Her eyes lit up. She quickly gathered brochures: Rovos Rail, package tours, a generic catalogue. Then she launched into a pitch about why South Africa is wonderful. But it was all second‑hand — a rehash of what she’d read or heard. I listened politely, but nothing she said connected with me.
Halfway through, her older colleague joined us. He didn’t interrupt. He simply listened. When she tried to hand me the brochures, he asked one simple question:
“When are you going?”
“January,” I said.
“And where?”
That opened the door. I told him: starting in Cape Town, heading to KwaZulu‑Natal, watching turtles hatch and hippos on night walks in St Lucia, visiting family — my daughter and grandchildren — delivering donated cameras to a children’s club in Limpopo, photographing birds and wildlife, camping along the way, and enjoying plenty of braais.

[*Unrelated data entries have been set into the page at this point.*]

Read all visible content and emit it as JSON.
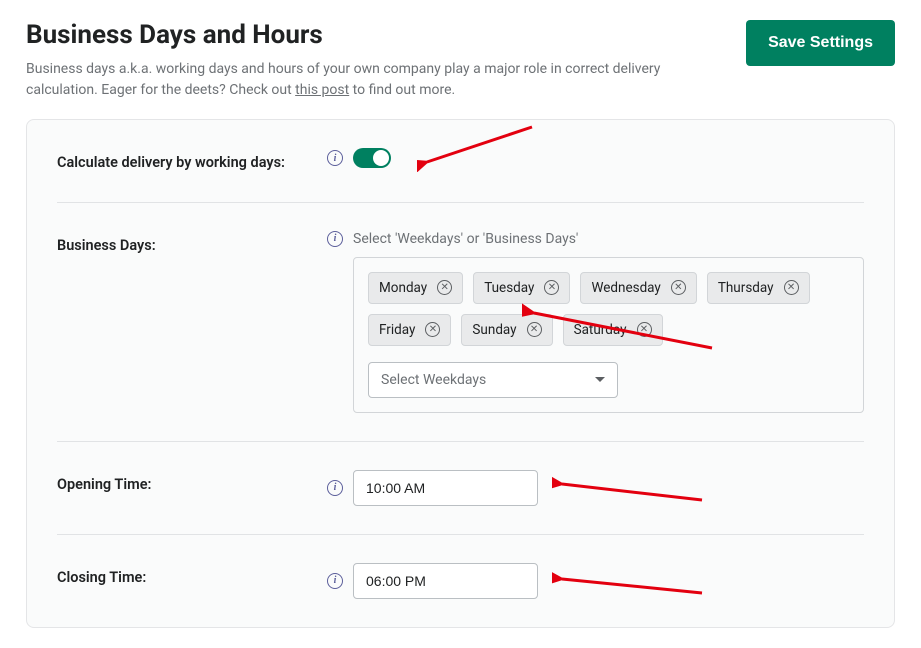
{
  "header": {
    "title": "Business Days and Hours",
    "desc_pre": "Business days a.k.a. working days and hours of your own company play a major role in correct delivery calculation. Eager for the deets? Check out ",
    "desc_link": "this post",
    "desc_post": " to find out more.",
    "save_label": "Save Settings"
  },
  "rows": {
    "calc": {
      "label": "Calculate delivery by working days:"
    },
    "biz": {
      "label": "Business Days:",
      "hint": "Select 'Weekdays' or 'Business Days'",
      "chips": [
        "Monday",
        "Tuesday",
        "Wednesday",
        "Thursday",
        "Friday",
        "Sunday",
        "Saturday"
      ],
      "select_placeholder": "Select Weekdays"
    },
    "open": {
      "label": "Opening Time:",
      "value": "10:00 AM"
    },
    "close": {
      "label": "Closing Time:",
      "value": "06:00 PM"
    }
  }
}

In that moment, he knew my story. One question asked the right way revealed everything.
📖 The Lesson
Selling travel isn’t about brochures or rehearsed facts. It’s about listening. The younger agent tried to tell me about South Africa. The older agent let me tell him about my South Africa.
The difference? Connection.
🌍 The Outcome
I didn’t walk in to buy a holiday. I walked in to see what they offered. But I walked out reminded of this truth: the right question, asked with genuine curiosity, is worth more than a stack of brochures.